By Antonis Stroggylakis/ info@eurohoops.net
Kevin Durant reacted to an opinion about why Nikola Jokic and Luka Doncic have been dominating the NBA by stating that these two are “anomalies” that shouldn’t be used as examples of what a European basketball product usually looks like.
“How many overseas guys have come over here and had to go back because they couldn’t survive? Using Luka Doncic and Nikola Jokic who are anomalies seems like an agenda push,” Durant wrote under an Instagram post with quotes that Ekam Nagra made on the Ball Don’t Stop podcast while discussing Jokic, Doncic and European basketball.
This is what Nagra said and caused Durant’s comment: “The reason guys like Nikola Jokic and Luka Doncic took the league by storm is because of the European development system. The emphasis on skill and learning to play the game the right way. Too many young North American hoopers have been conditioned to chase clout from a young age or get stuck in the showcase schedule and because of that, they come into the league with missing parts in their games. The NBA game is very easy for a lot of the Euro players. Their come-up was different. Got polished, turned pro.”
It’s true that European players are taught the basketball fundamentals from an early age and learn to hone their skills while successfully operating within a team system. Those who get selected to join the senior roster can get their baptism by fire in a competitive major league from 15-16 years old and face experienced veterans or stars in games while having to go to school the next day.
Still, Durant has a point: The reasons why Jokic is winning back-to-back MVPs and Doncic is performing like one have far more to do with each player’s individual qualities than with the way the European basketball development system works.

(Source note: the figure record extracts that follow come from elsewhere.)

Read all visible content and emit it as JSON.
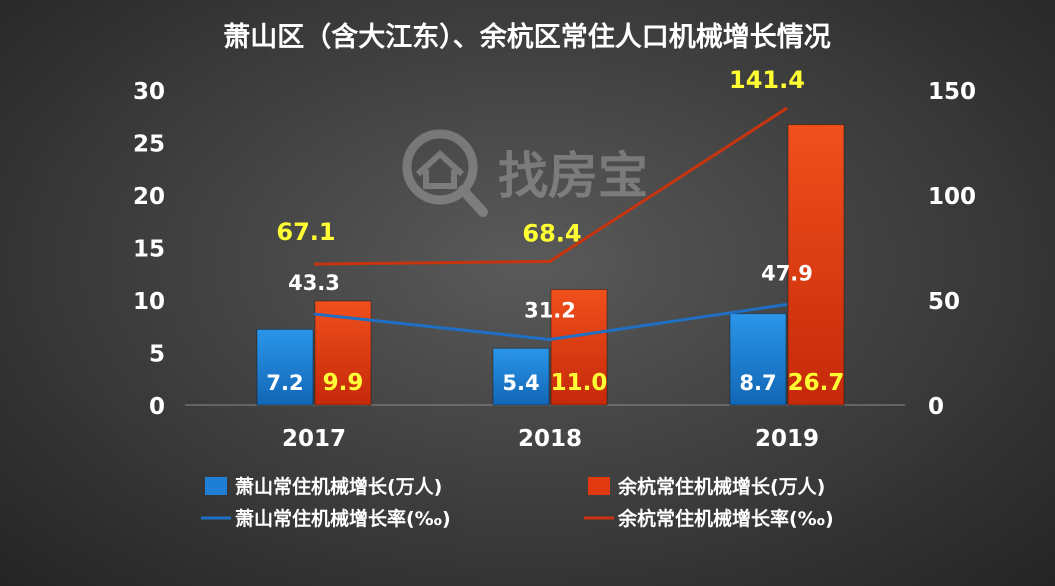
{
  "chart_data": {
    "type": "bar-line-combo",
    "title": "萧山区（含大江东）、余杭区常住人口机械增长情况",
    "categories": [
      "2017",
      "2018",
      "2019"
    ],
    "y_left": {
      "range": [
        0,
        30
      ],
      "ticks": [
        "0",
        "5",
        "10",
        "15",
        "20",
        "25",
        "30"
      ]
    },
    "y_right": {
      "range": [
        0,
        150
      ],
      "ticks": [
        "0",
        "50",
        "100",
        "150"
      ]
    },
    "grid": false,
    "legend_position": "bottom",
    "series": [
      {
        "name": "萧山常住机械增长(万人)",
        "kind": "bar",
        "axis": "left",
        "color": "#1f7fd4",
        "values": [
          7.2,
          5.4,
          8.7
        ],
        "labels": [
          "7.2",
          "5.4",
          "8.7"
        ]
      },
      {
        "name": "余杭常住机械增长(万人)",
        "kind": "bar",
        "axis": "left",
        "color": "#e23a10",
        "values": [
          9.9,
          11.0,
          26.7
        ],
        "labels": [
          "9.9",
          "11.0",
          "26.7"
        ]
      },
      {
        "name": "萧山常住机械增长率(‰)",
        "kind": "line",
        "axis": "right",
        "color": "#1f6fc4",
        "values": [
          43.3,
          31.2,
          47.9
        ],
        "labels": [
          "43.3",
          "31.2",
          "47.9"
        ]
      },
      {
        "name": "余杭常住机械增长率(‰)",
        "kind": "line",
        "axis": "right",
        "color": "#c8340e",
        "values": [
          67.1,
          68.4,
          141.4
        ],
        "labels": [
          "67.1",
          "68.4",
          "141.4"
        ]
      }
    ]
  },
  "watermark": {
    "text": "找房宝"
  },
  "colors": {
    "highlight_label": "#ffff33",
    "white_label": "#ffffff",
    "axis_text": "#ffffff"
  }
}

Doncic is a unique, generational talent who had unprecedented – and likely inimitable – accomplishments as a teenager before he joined the Dallas Mavericks. He was a force to be reckoned with in EuroLeague while he was still underage and by 19, he was leading powerhouse Real Madrid to a EuroLeague championship while winning multiple MVP titles.
A player of 18 or 19 years old with Doncic’s skillset and size who is having such an impact on the top level of EuroLeague definitely seems to be headed straight to NBA stardom. But the Slovenian guard/forward is a one-of-a-kind case in the annals of European basketball.
On the other hand, Jokic wasn’t that big of a name in Europe in 2014 when the Denver Nuggets picked him with one of the biggest steals in Draft history but he is also a very rare specimen of a player with special characteristics and an extraordinary evolution over the years.
Durant got a strong first-hand taste recently of competitive EuroLeague basketball when he attended Game 4 and Game 5 of the playoffs between Olympiacos Piraeus and AS Monaco, to support his former Brooklyn Nets teammate Mike James.